The homes of Downtown Nexton sit in one of the hottest real estate markets in fast-growing South Carolina. (Photo/Kevin Ruck)
The homes of Downtown Nexton sit in one of the hottest real estate markets in fast-growing South Carolina. (Photo/Kevin Ruck)
Hollie Moore // July 7, 2026//
Stan McCune didn’t venture into the real estate business as most realtors do. Instead, he was working for a luxury ground transportation company, flipping houses in his free time.
After a while, people began coming to him for advice on flipping their own properties, sparking his realization that he might be good enough at flipping to make it into a career. A year later, he was a full-time Realtor.
At the time, the real estate market was a bit more affordable than it is today.
Going on 10 years in the real estate industry, McCune has observed the ebbs and flows of the market and the prices that have risen significantly in the past two years. He said favorable mortgage rates and the property tax structure have have historically made the state a more affordable option, even in high-dollar neighborhoods.
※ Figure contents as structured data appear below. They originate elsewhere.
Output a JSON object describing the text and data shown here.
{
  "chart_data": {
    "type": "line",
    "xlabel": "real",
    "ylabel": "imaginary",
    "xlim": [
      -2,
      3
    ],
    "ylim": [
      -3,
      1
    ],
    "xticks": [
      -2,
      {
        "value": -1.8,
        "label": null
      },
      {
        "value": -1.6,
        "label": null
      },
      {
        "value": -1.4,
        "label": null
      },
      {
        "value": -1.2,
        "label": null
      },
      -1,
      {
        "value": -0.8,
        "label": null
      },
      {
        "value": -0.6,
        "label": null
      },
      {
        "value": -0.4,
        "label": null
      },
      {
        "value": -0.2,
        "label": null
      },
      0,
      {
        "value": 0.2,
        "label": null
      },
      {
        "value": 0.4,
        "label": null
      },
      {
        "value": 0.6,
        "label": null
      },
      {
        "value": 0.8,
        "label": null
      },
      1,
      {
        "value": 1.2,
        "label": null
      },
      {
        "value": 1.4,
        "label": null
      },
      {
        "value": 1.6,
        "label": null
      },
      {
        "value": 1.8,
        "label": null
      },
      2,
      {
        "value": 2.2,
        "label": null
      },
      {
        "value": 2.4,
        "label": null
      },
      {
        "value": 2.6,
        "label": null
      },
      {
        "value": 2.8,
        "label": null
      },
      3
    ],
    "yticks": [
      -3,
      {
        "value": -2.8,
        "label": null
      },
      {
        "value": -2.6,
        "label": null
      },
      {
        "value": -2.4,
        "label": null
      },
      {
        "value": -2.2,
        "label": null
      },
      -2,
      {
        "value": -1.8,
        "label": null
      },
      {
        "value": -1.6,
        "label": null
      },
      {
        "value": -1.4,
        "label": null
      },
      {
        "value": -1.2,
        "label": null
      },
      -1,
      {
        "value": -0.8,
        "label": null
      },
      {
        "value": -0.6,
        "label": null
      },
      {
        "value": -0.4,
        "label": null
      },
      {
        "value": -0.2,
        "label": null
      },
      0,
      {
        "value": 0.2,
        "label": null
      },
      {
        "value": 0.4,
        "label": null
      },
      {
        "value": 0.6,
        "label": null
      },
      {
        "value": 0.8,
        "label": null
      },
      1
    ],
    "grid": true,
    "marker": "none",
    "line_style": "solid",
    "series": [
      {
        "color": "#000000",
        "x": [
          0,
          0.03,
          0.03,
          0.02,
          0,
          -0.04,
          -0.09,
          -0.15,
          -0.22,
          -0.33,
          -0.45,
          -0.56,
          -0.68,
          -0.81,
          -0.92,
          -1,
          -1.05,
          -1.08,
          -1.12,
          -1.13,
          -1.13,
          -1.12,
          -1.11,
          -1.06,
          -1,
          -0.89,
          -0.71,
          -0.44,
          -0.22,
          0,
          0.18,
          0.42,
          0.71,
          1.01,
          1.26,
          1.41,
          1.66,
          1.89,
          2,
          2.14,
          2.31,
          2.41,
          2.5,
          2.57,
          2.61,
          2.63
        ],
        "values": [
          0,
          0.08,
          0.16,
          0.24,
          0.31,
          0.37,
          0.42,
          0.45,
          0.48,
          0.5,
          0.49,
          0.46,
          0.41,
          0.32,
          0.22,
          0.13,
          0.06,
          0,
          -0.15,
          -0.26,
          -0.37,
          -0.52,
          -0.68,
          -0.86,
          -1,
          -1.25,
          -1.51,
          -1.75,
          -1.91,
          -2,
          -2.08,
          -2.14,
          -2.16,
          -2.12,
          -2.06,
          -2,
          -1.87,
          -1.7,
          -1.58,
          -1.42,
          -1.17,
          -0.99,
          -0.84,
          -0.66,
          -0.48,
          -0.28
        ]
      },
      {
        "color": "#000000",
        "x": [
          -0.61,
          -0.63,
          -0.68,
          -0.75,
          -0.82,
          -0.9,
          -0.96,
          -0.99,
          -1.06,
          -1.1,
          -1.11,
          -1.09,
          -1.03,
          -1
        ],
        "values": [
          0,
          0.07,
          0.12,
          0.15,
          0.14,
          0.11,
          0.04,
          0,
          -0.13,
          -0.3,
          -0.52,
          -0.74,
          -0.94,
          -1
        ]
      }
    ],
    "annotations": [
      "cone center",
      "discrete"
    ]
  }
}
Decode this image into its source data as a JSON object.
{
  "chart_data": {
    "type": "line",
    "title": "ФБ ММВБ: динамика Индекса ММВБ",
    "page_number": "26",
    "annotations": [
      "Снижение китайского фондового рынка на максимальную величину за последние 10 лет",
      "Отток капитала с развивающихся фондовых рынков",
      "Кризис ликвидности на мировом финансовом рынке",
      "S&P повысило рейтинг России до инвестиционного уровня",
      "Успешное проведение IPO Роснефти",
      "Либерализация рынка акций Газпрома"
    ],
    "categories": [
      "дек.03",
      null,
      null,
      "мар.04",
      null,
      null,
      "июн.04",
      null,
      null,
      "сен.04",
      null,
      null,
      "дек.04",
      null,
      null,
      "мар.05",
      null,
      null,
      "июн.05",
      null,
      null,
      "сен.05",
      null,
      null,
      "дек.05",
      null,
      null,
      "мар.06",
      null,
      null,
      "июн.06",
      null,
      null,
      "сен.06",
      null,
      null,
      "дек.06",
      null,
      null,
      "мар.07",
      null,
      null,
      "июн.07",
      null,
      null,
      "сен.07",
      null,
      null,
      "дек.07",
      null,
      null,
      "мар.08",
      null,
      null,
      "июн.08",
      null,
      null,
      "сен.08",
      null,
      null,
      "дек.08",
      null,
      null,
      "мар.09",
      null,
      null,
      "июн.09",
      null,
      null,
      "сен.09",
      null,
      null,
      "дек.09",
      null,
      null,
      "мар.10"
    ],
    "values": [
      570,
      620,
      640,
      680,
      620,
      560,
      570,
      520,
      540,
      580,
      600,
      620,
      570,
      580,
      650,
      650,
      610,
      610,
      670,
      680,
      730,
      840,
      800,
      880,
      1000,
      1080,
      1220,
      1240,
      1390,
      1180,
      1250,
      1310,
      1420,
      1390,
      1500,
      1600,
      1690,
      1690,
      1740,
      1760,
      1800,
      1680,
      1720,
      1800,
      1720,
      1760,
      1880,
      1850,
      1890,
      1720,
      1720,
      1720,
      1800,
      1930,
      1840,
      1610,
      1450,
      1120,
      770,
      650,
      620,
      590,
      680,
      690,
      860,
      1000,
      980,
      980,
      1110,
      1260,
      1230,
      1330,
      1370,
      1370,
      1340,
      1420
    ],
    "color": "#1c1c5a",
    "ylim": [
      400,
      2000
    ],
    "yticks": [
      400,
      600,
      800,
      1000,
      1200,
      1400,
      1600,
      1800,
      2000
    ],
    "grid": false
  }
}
McCune said the market today is readjusting to the stability he saw when entering the industry, though it has endured struggles from low mortgage rates during the COVID-19 pandemic as well as the aftermath of Hurricane Helene in 2024.

Between 2020 and 2022, McCune said he saw the median price of a home in Greenville skyrocket from $200,000 to $300,000, an increase that had never moved so quickly before.
Despite its more affordable reputation, he said as people are reaching out to him now for homes in the Upstate, they are shocked by how expensive homes can be for a Southern state.
“People are surprised that Greenville is not more affordable than it is,” McCune said. “They are hearing all these things that the Carolinas are so cheap compared to some of these other areas, and that’s just not always the case.”
That pricing can be linked to the amount of population growth the state is seeing as a whole.
According to the 2023 Palmetto State Housing Study, between 2010 and 2021 South Carolina’s population increased 16.4%, high compared to the national average of 11.3%. Additionally, 90% of South Carolina’s population is located half of the 46 counties.
McCune said in a normal scenario, the influx of South Carolina’s house listings would bring prices down. Instead, prices are going up or remaining steady because so many people are relocating from different states to the Carolinas; it negates that typical gap.
“When I first began, I had one client that I helped buy 10 to 12 different homes for less than $60,000,” McCune said. “These homes weren’t yet livable at that price point, but you can’t find anything like that now.”
Not only are prices rising from demand, but the inventory is shrinking as a result of fewer people selling and moving. Many people purchased their house with a lower mortgage rate and aren’t willing to sell just to land in a potentially smaller, higher-rate home.
The counties predicted to have the most population growth between 2020 and 2030 are Berkeley, Horry and York counties.
In the past year Beaufort has seen the biggest increase in sales by roughly 8%. Greenville and Charleston areas remain the top two locations for homes sold in the state, averaging over 5,000 per year, according to the South Carolina Realtors.
In Berkeley County, the up-and-coming mixed-use community Nexton is a project nearly 10 years into creation. Similar to many others like it across the state and the country, Nexton is positioned to be a more affordable option with a live, work and play element all in the same community.
Tom Troy, president and director of Sharbell Development, a mixed-use developer based out of New Jersey, is the name behind Nexton Downtown. The project is intended to give a downtown experience of office, retail and residential space combined, something not as common in similar developments.
“We are not trying to replace Charleston, or take what makes Summerville, Summerville,” Troy said. “What we are trying to do is give people the same alternatives they would have if they lived in one of those places.”
Troy said a project like Downtown Nexton needs to be in an area that is scaling and actively expanding in infrastructure and people. He said he has seen the influx in other regions along the East Coast, like Charlotte, and is expecting Charleston to reach a similar level of demand.
Though arriving around the same time as the population surge, for McCune, the developments are just part of the state’s growth path. McCune said in his experience, people who are moving from other states are usually looking for a step-up home, a tier above a starter house, or a luxury home.
“One misconception people have is that all of these new developments are being driven by people moving here,” McCune said. “I don’t fully agree with that because most of those big developments are at entry level price points and that’s, generally speaking, not what the people moving here from out of state are looking to purchase.”
In addition to people aging and staying in their homes, there is also an influx in people over age 55 moving to South Carolina. According to the SC Housing study, the median age in the state has risen 2.4% since 2009, shifting the demographic the real estate and construction industries are serving.
In choosing to begin a project in the Lowcountry, Troy said his team prioritized the variety of lifestyle choices people have in the area and the vastness of age groups choosing to move for different purposes.
“It’s not a tremendously high cost-of-living state. Though nothing is cheap these days, it’s very attractive to people who are looking for entry-level housing to people who are pre-retired and retired,” Troy said. “The amount of new infrastructure, the amount of manufacturing and new jobs that have been established in South Carolina is a big driver.”